The GOP presidential primary has offered some odd debates on who cares about the "very poor" and whether there should be a "safety net" or a "trampoline" to help people get out of poverty. Meanwhile, in Kansas, it seems Governor Sam Brownback is hoping to dig a bigger hole for the poor fall into. Between his tax plans and his approaches to school funding, Brownback's agenda overtly boosts the wealthy and makes things harder for the poor. While many liberals speculate this to be a secret goal, Brownback is hardly making a secret of his agenda.
Currently, the Kansas Legislature is examining Brownback's plan to redesign education funding. The plan removes extra dollars for students who are more expensive to educate-those who must learn English or come from challenging backgrounds. Instead of providing funding based on the actual costs of education, Kansas would allow counties to raise property taxes and keep the revenue. That's great for wealthy districts with high property values and seriously damaging for poor districts where the tax base is relatively small. The plan would likely create enormous disparities between school districts, leaving students in poor communities with few good options among traditional schools. Meanwhile, wealthy school districts can likely spend more and more to make their schools top-notch.
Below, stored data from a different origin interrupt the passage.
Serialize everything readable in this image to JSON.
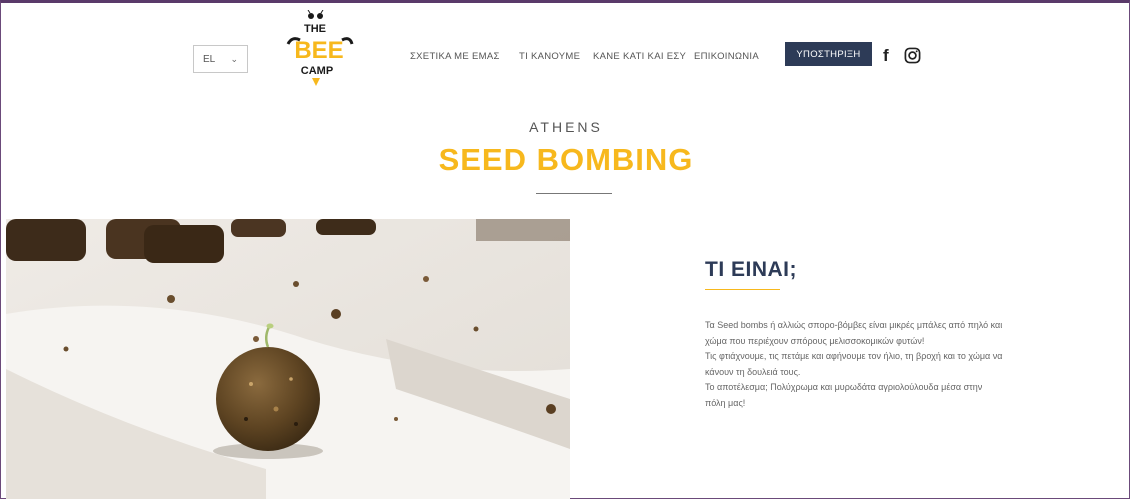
{
  "header": {
    "language": "EL",
    "logo_text": {
      "line1": "THE",
      "line2": "BEE",
      "line3": "CAMP"
    },
    "nav": [
      {
        "label": "ΣΧΕΤΙΚΑ ΜΕ ΕΜΑΣ"
      },
      {
        "label": "ΤΙ ΚΑΝΟΥΜΕ"
      },
      {
        "label": "ΚΑΝΕ ΚΑΤΙ ΚΑΙ ΕΣΥ"
      },
      {
        "label": "ΕΠΙΚΟΙΝΩΝΙΑ"
      }
    ],
    "support_label": "ΥΠΟΣΤΗΡΙΞΗ",
    "facebook_glyph": "f"
  },
  "hero": {
    "kicker": "ATHENS",
    "title": "SEED BOMBING"
  },
  "section": {
    "title": "ΤΙ ΕΙΝΑΙ;",
    "paragraphs": [
      "Τα Seed bombs ή αλλιώς σπορο-βόμβες είναι μικρές μπάλες από πηλό και χώμα που περιέχουν σπόρους μελισσοκομικών φυτών!",
      "Τις φτιάχνουμε, τις πετάμε και αφήνουμε τον ήλιο, τη βροχή και το χώμα να κάνουν τη δουλειά τους.",
      "Το αποτέλεσμα; Πολύχρωμα και μυρωδάτα αγριολούλουδα μέσα στην πόλη μας!"
    ]
  },
  "colors": {
    "accent": "#f7b81d",
    "navy": "#2d3b57",
    "text": "#666666"
  },
  "icons": [
    "chevron-down-icon",
    "facebook-icon",
    "instagram-icon"
  ]
}
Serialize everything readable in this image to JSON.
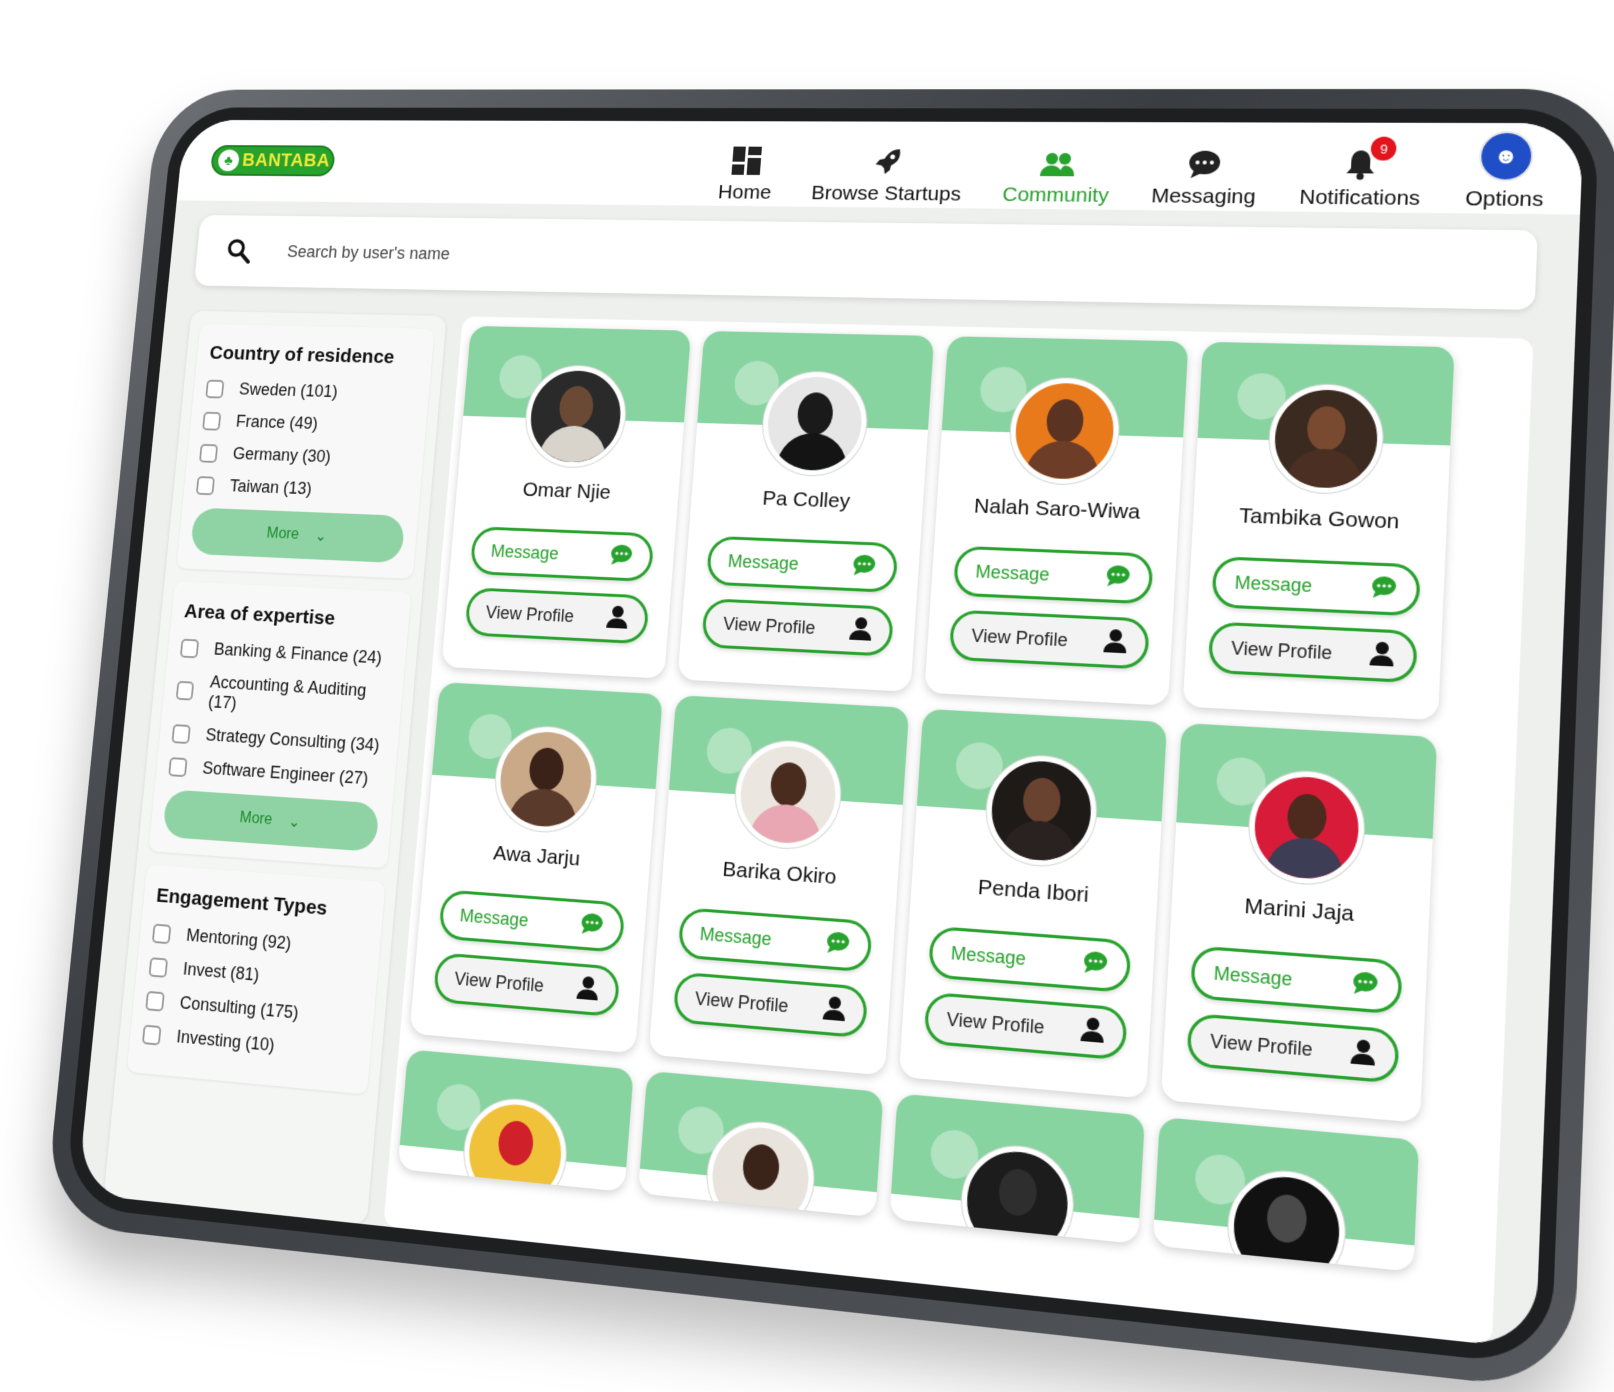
{
  "app": {
    "logo_text": "BANTABA"
  },
  "nav": {
    "items": [
      {
        "label": "Home",
        "icon": "grid-icon"
      },
      {
        "label": "Browse Startups",
        "icon": "rocket-icon"
      },
      {
        "label": "Community",
        "icon": "people-icon",
        "active": true
      },
      {
        "label": "Messaging",
        "icon": "chat-icon"
      },
      {
        "label": "Notifications",
        "icon": "bell-icon",
        "badge": "9"
      },
      {
        "label": "Options",
        "icon": "user-avatar-icon"
      }
    ]
  },
  "search": {
    "placeholder": "Search by user's name"
  },
  "filters": [
    {
      "title": "Country of residence",
      "options": [
        "Sweden (101)",
        "France (49)",
        "Germany (30)",
        "Taiwan (13)"
      ],
      "more": "More"
    },
    {
      "title": "Area of expertise",
      "options": [
        "Banking & Finance (24)",
        "Accounting & Auditing (17)",
        "Strategy Consulting (34)",
        "Software Engineer (27)"
      ],
      "more": "More"
    },
    {
      "title": "Engagement Types",
      "options": [
        "Mentoring (92)",
        "Invest (81)",
        "Consulting (175)",
        "Investing (10)"
      ],
      "more": ""
    }
  ],
  "cards": [
    {
      "name": "Omar Njie",
      "message": "Message",
      "view": "View Profile"
    },
    {
      "name": "Pa Colley",
      "message": "Message",
      "view": "View Profile"
    },
    {
      "name": "Nalah Saro-Wiwa",
      "message": "Message",
      "view": "View Profile"
    },
    {
      "name": "Tambika Gowon",
      "message": "Message",
      "view": "View Profile"
    },
    {
      "name": "Awa Jarju",
      "message": "Message",
      "view": "View Profile"
    },
    {
      "name": "Barika Okiro",
      "message": "Message",
      "view": "View Profile"
    },
    {
      "name": "Penda Ibori",
      "message": "Message",
      "view": "View Profile"
    },
    {
      "name": "Marini Jaja",
      "message": "Message",
      "view": "View Profile"
    }
  ],
  "colors": {
    "accent": "#27a22c",
    "banner": "#87d4a0",
    "badge": "#e3141b"
  }
}
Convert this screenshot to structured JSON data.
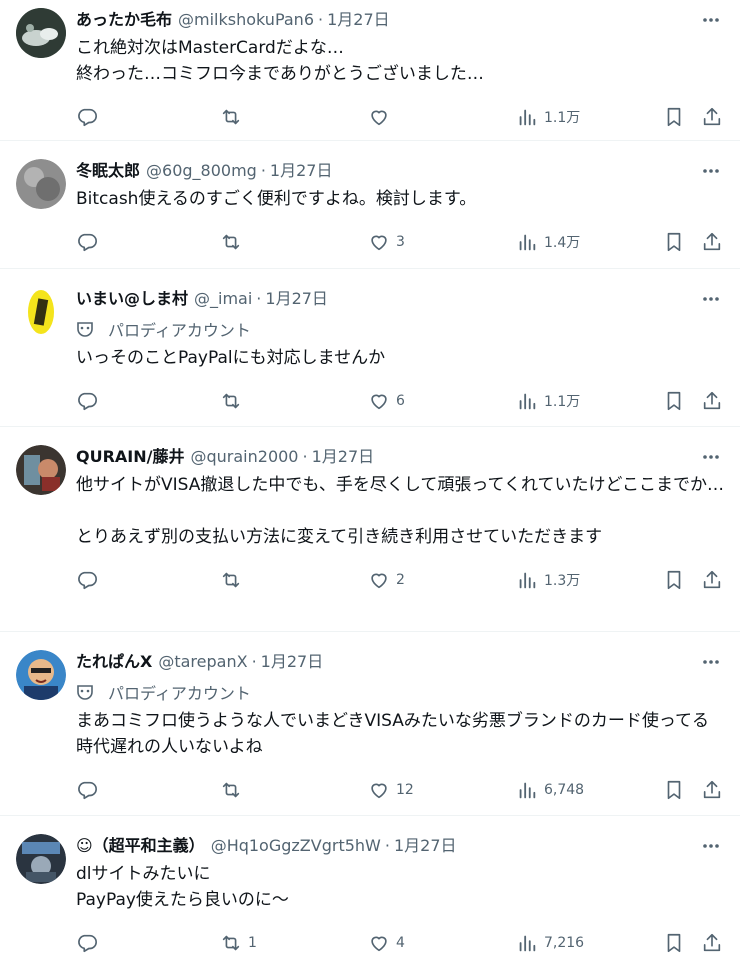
{
  "posts": [
    {
      "name": "あったか毛布",
      "handle": "@milkshokuPan6",
      "date": "1月27日",
      "parody": "",
      "text": "これ絶対次はMasterCardだよな…\n終わった…コミフロ今までありがとうございました…",
      "replies": "",
      "reposts": "",
      "likes": "",
      "views": "1.1万"
    },
    {
      "name": "冬眠太郎",
      "handle": "@60g_800mg",
      "date": "1月27日",
      "parody": "",
      "text": "Bitcash使えるのすごく便利ですよね。検討します。",
      "replies": "",
      "reposts": "",
      "likes": "3",
      "views": "1.4万"
    },
    {
      "name": "いまい@しま村",
      "handle": "@_imai",
      "date": "1月27日",
      "parody": "パロディアカウント",
      "text": "いっそのことPayPalにも対応しませんか",
      "replies": "",
      "reposts": "",
      "likes": "6",
      "views": "1.1万"
    },
    {
      "name": "QURAIN/藤井",
      "handle": "@qurain2000",
      "date": "1月27日",
      "parody": "",
      "text": "他サイトがVISA撤退した中でも、手を尽くして頑張ってくれていたけどここまでか…\n\nとりあえず別の支払い方法に変えて引き続き利用させていただきます",
      "replies": "",
      "reposts": "",
      "likes": "2",
      "views": "1.3万"
    },
    {
      "name": "たれぱんX",
      "handle": "@tarepanX",
      "date": "1月27日",
      "parody": "パロディアカウント",
      "text": "まあコミフロ使うような人でいまどきVISAみたいな劣悪ブランドのカード使ってる時代遅れの人いないよね",
      "replies": "",
      "reposts": "",
      "likes": "12",
      "views": "6,748"
    },
    {
      "name": "☺（超平和主義）",
      "handle": "@Hq1oGgzZVgrt5hW",
      "date": "1月27日",
      "parody": "",
      "text": "dlサイトみたいに\nPayPay使えたら良いのに～",
      "replies": "",
      "reposts": "1",
      "likes": "4",
      "views": "7,216"
    }
  ],
  "separator": "·",
  "icons": {
    "more": "more-dots-icon",
    "reply": "reply-icon",
    "repost": "repost-icon",
    "like": "heart-icon",
    "views": "views-chart-icon",
    "bookmark": "bookmark-icon",
    "share": "share-icon",
    "parody": "parody-mask-icon"
  },
  "colors": {
    "text": "#0f1419",
    "secondary": "#536471",
    "divider": "#eff3f4"
  }
}
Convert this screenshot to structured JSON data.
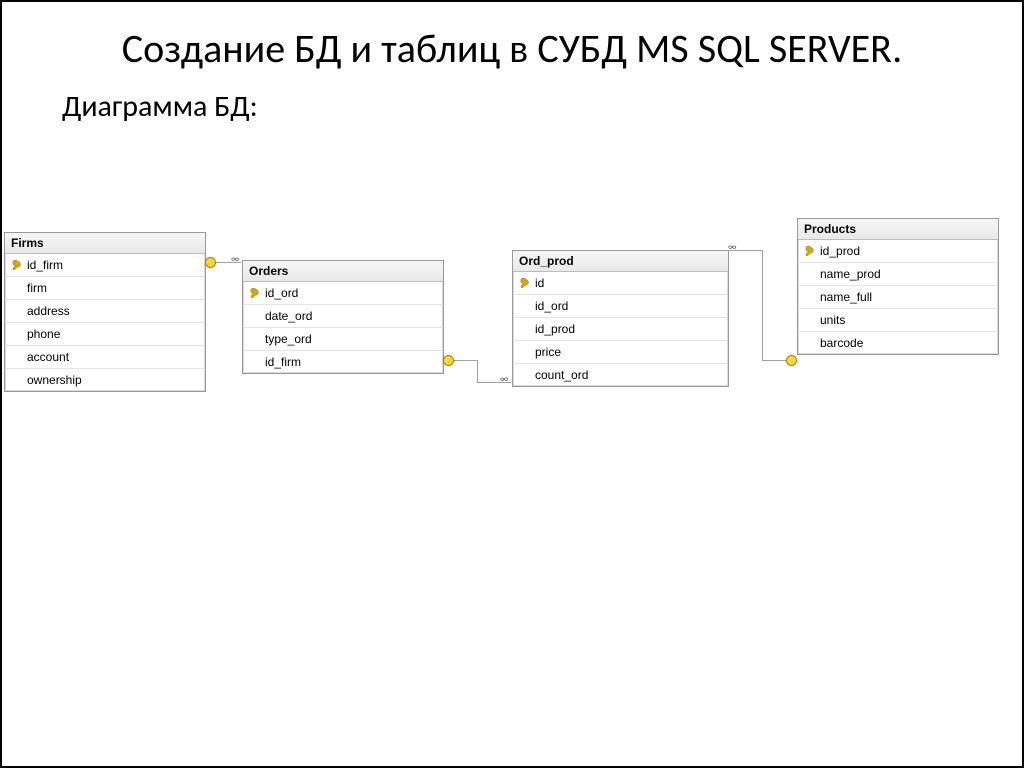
{
  "title": "Создание БД и таблиц в СУБД MS SQL SERVER.",
  "subtitle": "Диаграмма БД:",
  "tables": {
    "firms": {
      "header": "Firms",
      "cols": [
        {
          "name": "id_firm",
          "pk": true
        },
        {
          "name": "firm",
          "pk": false
        },
        {
          "name": "address",
          "pk": false
        },
        {
          "name": "phone",
          "pk": false
        },
        {
          "name": "account",
          "pk": false
        },
        {
          "name": "ownership",
          "pk": false
        }
      ]
    },
    "orders": {
      "header": "Orders",
      "cols": [
        {
          "name": "id_ord",
          "pk": true
        },
        {
          "name": "date_ord",
          "pk": false
        },
        {
          "name": "type_ord",
          "pk": false
        },
        {
          "name": "id_firm",
          "pk": false
        }
      ]
    },
    "ord_prod": {
      "header": "Ord_prod",
      "cols": [
        {
          "name": "id",
          "pk": true
        },
        {
          "name": "id_ord",
          "pk": false
        },
        {
          "name": "id_prod",
          "pk": false
        },
        {
          "name": "price",
          "pk": false
        },
        {
          "name": "count_ord",
          "pk": false
        }
      ]
    },
    "products": {
      "header": "Products",
      "cols": [
        {
          "name": "id_prod",
          "pk": true
        },
        {
          "name": "name_prod",
          "pk": false
        },
        {
          "name": "name_full",
          "pk": false
        },
        {
          "name": "units",
          "pk": false
        },
        {
          "name": "barcode",
          "pk": false
        }
      ]
    }
  },
  "relationships": [
    {
      "from": "Firms.id_firm",
      "to": "Orders.id_firm"
    },
    {
      "from": "Orders.id_ord",
      "to": "Ord_prod.id_ord"
    },
    {
      "from": "Products.id_prod",
      "to": "Ord_prod.id_prod"
    }
  ]
}
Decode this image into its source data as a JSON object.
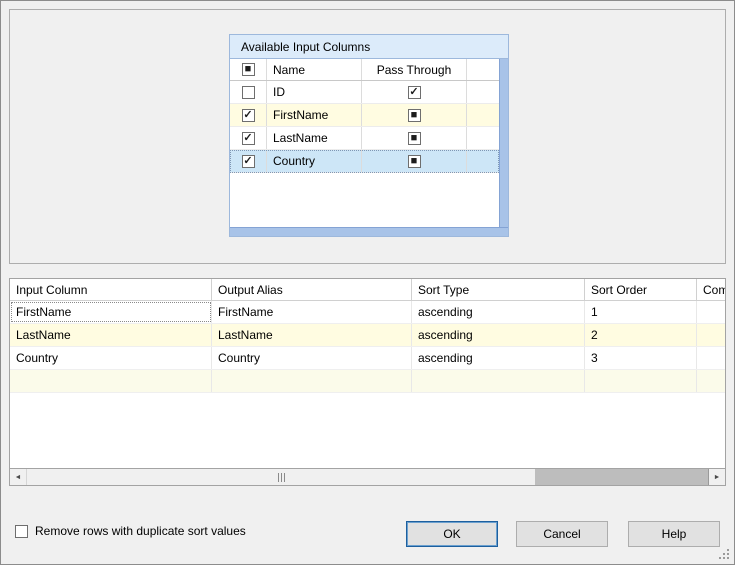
{
  "colors": {
    "selection_blue": "#cde6f7",
    "row_yellow": "#fffce1",
    "new_row_yellow": "#fbfbea",
    "panel_title_blue": "#dcebfa",
    "scrollbar_blue": "#a8c3e8",
    "ok_focus_border": "#1d5f9e"
  },
  "available_columns": {
    "title": "Available Input Columns",
    "select_all_glyph": "■",
    "headers": {
      "name": "Name",
      "pass_through": "Pass Through"
    },
    "rows": [
      {
        "name": "ID",
        "check_glyph": "",
        "pass_glyph": "✓"
      },
      {
        "name": "FirstName",
        "check_glyph": "✓",
        "pass_glyph": "■"
      },
      {
        "name": "LastName",
        "check_glyph": "✓",
        "pass_glyph": "■"
      },
      {
        "name": "Country",
        "check_glyph": "✓",
        "pass_glyph": "■"
      }
    ]
  },
  "sort_grid": {
    "headers": [
      "Input Column",
      "Output Alias",
      "Sort Type",
      "Sort Order",
      "Compa"
    ],
    "rows": [
      {
        "input_column": "FirstName",
        "output_alias": "FirstName",
        "sort_type": "ascending",
        "sort_order": "1",
        "comparison": ""
      },
      {
        "input_column": "LastName",
        "output_alias": "LastName",
        "sort_type": "ascending",
        "sort_order": "2",
        "comparison": ""
      },
      {
        "input_column": "Country",
        "output_alias": "Country",
        "sort_type": "ascending",
        "sort_order": "3",
        "comparison": ""
      },
      {
        "input_column": "",
        "output_alias": "",
        "sort_type": "",
        "sort_order": "",
        "comparison": ""
      }
    ]
  },
  "scrollbar": {
    "left_arrow": "◄",
    "right_arrow": "►"
  },
  "footer": {
    "duplicate_label": "Remove rows with duplicate sort values",
    "duplicate_check_glyph": "",
    "ok": "OK",
    "cancel": "Cancel",
    "help": "Help"
  }
}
While low-income kids would attend schools getting outpaced by wealthy counterparts, their parents would get to pay more in taxes. That's because the governor is also pushing a tax plan, approved by Reaganite Arthur Laffer, that would actually raise the total tax burden on those who make less than $25,000 a year. For the record, that's more than 40 percent of filers in the state. As I wrote last week, the plan not only raises taxes on the poor but also cuts government programs that target low-income Kansans, compounding the hit. Meanwhile, the biggest tax cut in the plan would go to the wealthiest residents, those making more than $250,000.
But perhaps most galling is that Brownback will not object to a new decision by the state's welfare officials that cuts off food-stamp benefits for U.S.-born children of undocumented workers. The decision leaves hundreds of American children without access to the program.
I should also mention that Brownback has long considered himself a "compassionate conservative." With his level of compassion, who needs safety nets, or as Newt Gingrich would say, "trampolines"?